In the past for the SWOT, I believe it was in the best interest of people to provide a small comparative analysis with our ‘competitors’, eventually I got bashed down for using the terminology ‘competitors’. I understand people’s position and many times I get scared by ‘@redhat.com’.
So here’s something to educate people, and of course you can do ‘open marketing’, but before you even approach that concept, think by yourself: Do we have closed door meetings? I mean, I heard a lot about the Board, but I actually don’t see any strategical output from them regarding strategical issues, and this is the first point which can be used to bash down open marketing.

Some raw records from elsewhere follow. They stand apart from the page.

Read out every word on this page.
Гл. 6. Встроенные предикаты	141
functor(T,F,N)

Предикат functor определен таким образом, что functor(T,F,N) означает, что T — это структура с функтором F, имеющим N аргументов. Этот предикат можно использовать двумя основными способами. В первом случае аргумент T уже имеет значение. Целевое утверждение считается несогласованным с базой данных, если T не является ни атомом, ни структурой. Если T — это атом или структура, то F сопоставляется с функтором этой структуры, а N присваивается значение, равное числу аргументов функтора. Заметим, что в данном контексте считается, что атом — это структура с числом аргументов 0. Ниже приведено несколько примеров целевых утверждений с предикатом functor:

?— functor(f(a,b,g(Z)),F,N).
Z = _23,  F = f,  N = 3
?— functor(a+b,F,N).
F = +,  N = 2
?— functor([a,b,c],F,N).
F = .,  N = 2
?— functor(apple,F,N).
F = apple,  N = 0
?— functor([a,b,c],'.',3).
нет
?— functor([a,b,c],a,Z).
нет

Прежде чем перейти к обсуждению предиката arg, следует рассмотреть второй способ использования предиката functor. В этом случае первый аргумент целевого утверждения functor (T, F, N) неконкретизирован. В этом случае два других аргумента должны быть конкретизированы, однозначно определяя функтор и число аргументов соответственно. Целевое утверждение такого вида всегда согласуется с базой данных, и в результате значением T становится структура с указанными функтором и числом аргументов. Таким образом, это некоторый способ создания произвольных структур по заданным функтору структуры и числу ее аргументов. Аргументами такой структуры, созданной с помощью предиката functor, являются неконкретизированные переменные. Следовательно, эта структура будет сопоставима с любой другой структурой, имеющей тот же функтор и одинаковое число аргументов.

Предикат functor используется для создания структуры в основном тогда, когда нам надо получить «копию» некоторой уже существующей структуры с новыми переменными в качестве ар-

But since I’m not a ‘open marketing’ guy, what does traditional marketing say about this ‘competition’:
Strategical Marketing is mainly support by military theories and in many ways uses the same terminology as the military. A fine example:
“No general would order an army to march without first fully knowing the enemy’s position and intentions. Similarly, before deciding which competitive moves to make, a firm must be aware of the perspective of its competitors” – Hollensen, 2003, pag 168.
Now who are the competitors? Well the competitors of Fedora or Red Hat are not defined neither by Red Hat or Fedora, from the marketing scope of view, the competitors are identified by our users, and a competitor is someone which offers a product or service that can replace partially or completly ours. From this scope, Ubuntu, Slackware, Debian, Arch Linux, openSUSE, etc are competitors. This doesn’t mean that we must fight on a ‘dog-eat-dog’ world, but that doesn’t also justify that we can’t approach them as competitors.

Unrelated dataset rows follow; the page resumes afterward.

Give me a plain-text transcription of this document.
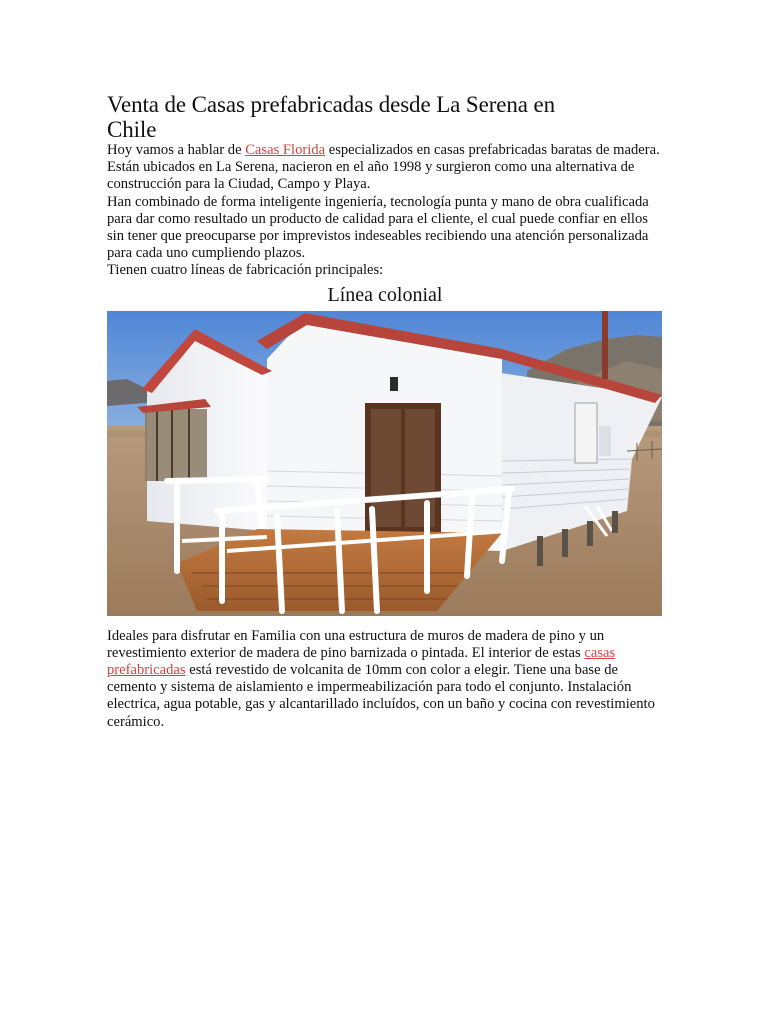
Venta de Casas prefabricadas desde La Serena en Chile

Hoy vamos a hablar de Casas Florida especializados en casas prefabricadas baratas de madera. Están ubicados en La Serena, nacieron en el año 1998 y surgieron como una alternativa de construcción para la Ciudad, Campo y Playa.

Han combinado de forma inteligente ingeniería, tecnología punta y mano de obra cualificada para dar como resultado un producto de calidad para el cliente, el cual puede confiar en ellos sin tener que preocuparse por imprevistos indeseables recibiendo una atención personalizada para cada uno cumpliendo plazos.

Tienen cuatro líneas de fabricación principales:

Línea colonial

Ideales para disfrutar en Familia con una estructura de muros de madera de pino y un revestimiento exterior de madera de pino barnizada o pintada. El interior de estas casas prefabricadas está revestido de volcanita de 10mm con color a elegir. Tiene una base de cemento y sistema de aislamiento e impermeabilización para todo el conjunto. Instalación electrica, agua potable, gas y alcantarillado incluídos, con un baño y cocina con revestimiento cerámico.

Why do you want a Marketing Team if you try to handicap the very own basic concepts of Marketing?! Sure stick with open marketing… Like an ancient saying: you reap what you sow.

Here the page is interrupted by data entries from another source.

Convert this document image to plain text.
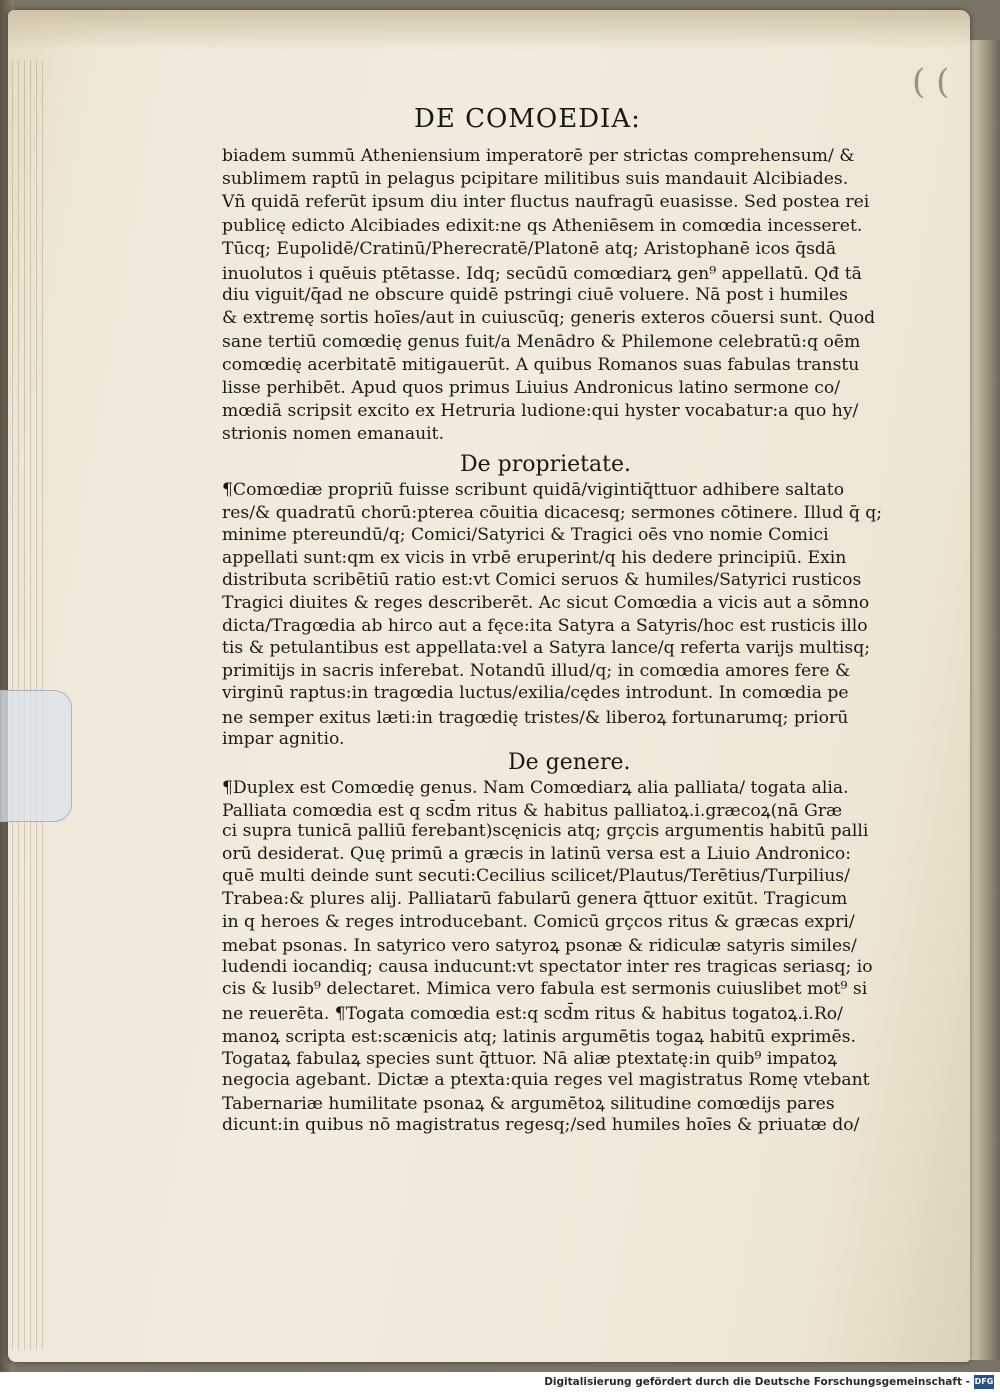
( (
DE COMOEDIA:
biadem summū Atheniensium imperatorē per strictas comprehensum/ &
sublimem raptū in pelagus pcipitare militibus suis mandauit Alcibiades.
Vñ quidā referūt ipsum diu inter fluctus naufragū euasisse. Sed postea rei
publicę edicto Alcibiades edixit:ne qs Atheniēsem in comœdia incesseret.
Tūcq; Eupolidē/Cratinū/Pherecratē/Platonē atq; Aristophanē icos q̄sdā
inuolutos i quēuis ptētasse. Idq; secūdū comœdiarꝝ gen⁹ appellatū. Qđ tā
diu viguit/q̄ad ne obscure quidē pstringi ciuē voluere. Nā post i humiles
& extremę sortis hoīes/aut in cuiuscūq; generis exteros cōuersi sunt. Quod
sane tertiū comœdię genus fuit/a Menādro & Philemone celebratū:q oēm
comœdię acerbitatē mitigauerūt. A quibus Romanos suas fabulas transtu
lisse perhibēt. Apud quos primus Liuius Andronicus latino sermone co/
mœdiā scripsit excito ex Hetruria ludione:qui hyster vocabatur:a quo hy/
strionis nomen emanauit.
De proprietate.
¶Comœdiæ propriū fuisse scribunt quidā/vigintiq̄ttuor adhibere saltato
res/& quadratū chorū:pterea cōuitia dicacesq; sermones cōtinere. Illud q̄ q;
minime ptereundū/q; Comici/Satyrici & Tragici oēs vno nomie Comici
appellati sunt:qm ex vicis in vrbē eruperint/q his dedere principiū. Exin
distributa scribētiū ratio est:vt Comici seruos & humiles/Satyrici rusticos
Tragici diuites & reges describerēt. Ac sicut Comœdia a vicis aut a sōmno
dicta/Tragœdia ab hirco aut a fęce:ita Satyra a Satyris/hoc est rusticis illo
tis & petulantibus est appellata:vel a Satyra lance/q referta varijs multisq;
primitijs in sacris inferebat. Notandū illud/q; in comœdia amores fere &
virginū raptus:in tragœdia luctus/exilia/cędes introdunt. In comœdia pe
ne semper exitus læti:in tragœdię tristes/& liberoꝝ fortunarumq; priorū
impar agnitio.
De genere.
¶Duplex est Comœdię genus. Nam Comœdiarꝝ alia palliata/ togata alia.
Palliata comœdia est q scd̄m ritus & habitus palliatoꝝ.i.græcoꝝ(nā Græ
ci supra tunicā palliū ferebant)scęnicis atq; grçcis argumentis habitū palli
orū desiderat. Quę primū a græcis in latinū versa est a Liuio Andronico:
quē multi deinde sunt secuti:Cecilius scilicet/Plautus/Terētius/Turpilius/
Trabea:& plures alij. Palliatarū fabularū genera q̄ttuor exitūt. Tragicum
in q heroes & reges introducebant. Comicū grçcos ritus & græcas expri/
mebat psonas. In satyrico vero satyroꝝ psonæ & ridiculæ satyris similes/
ludendi iocandiq; causa inducunt:vt spectator inter res tragicas seriasq; io
cis & lusib⁹ delectaret. Mimica vero fabula est sermonis cuiuslibet mot⁹ si
ne reuerēta. ¶Togata comœdia est:q scd̄m ritus & habitus togatoꝝ.i.Ro/
manoꝝ scripta est:scænicis atq; latinis argumētis togaꝝ habitū exprimēs.
Togataꝝ fabulaꝝ species sunt q̄ttuor. Nā aliæ ptextatę:in quib⁹ impatoꝝ
negocia agebant. Dictæ a ptexta:quia reges vel magistratus Romę vtebant
Tabernariæ humilitate psonaꝝ & argumētoꝝ silitudine comœdijs pares
dicunt:in quibus nō magistratus regesq;/sed humiles hoīes & priuatæ do/
Digitalisierung gefördert durch die Deutsche Forschungsgemeinschaft - DFG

Every day that passes, I start to believe that indeed, there is no need for Marketeers in FOSS Projects. Most of what we say seems trivial, most of what we use on our daily life seems to be redifined by some obscure concept… We even have to drop the way on how we face things, not to mention other issues, like lobby powers inside the community (oh yeah, the /PT incident, thank God the websites/infra-structure team had a wise head).
I’m wondering why Fedora strategically as a Community Distro choosed a ‘Nicher strategy’. This makes no sense to me… Makes all the sense for Commercial Linux, not for Community Linux!
I’m wondering what our real strategy is! I’m sure Marketing can’t help without clearing that out… some say everything happens for a reason, I’m wondering still which one that would be.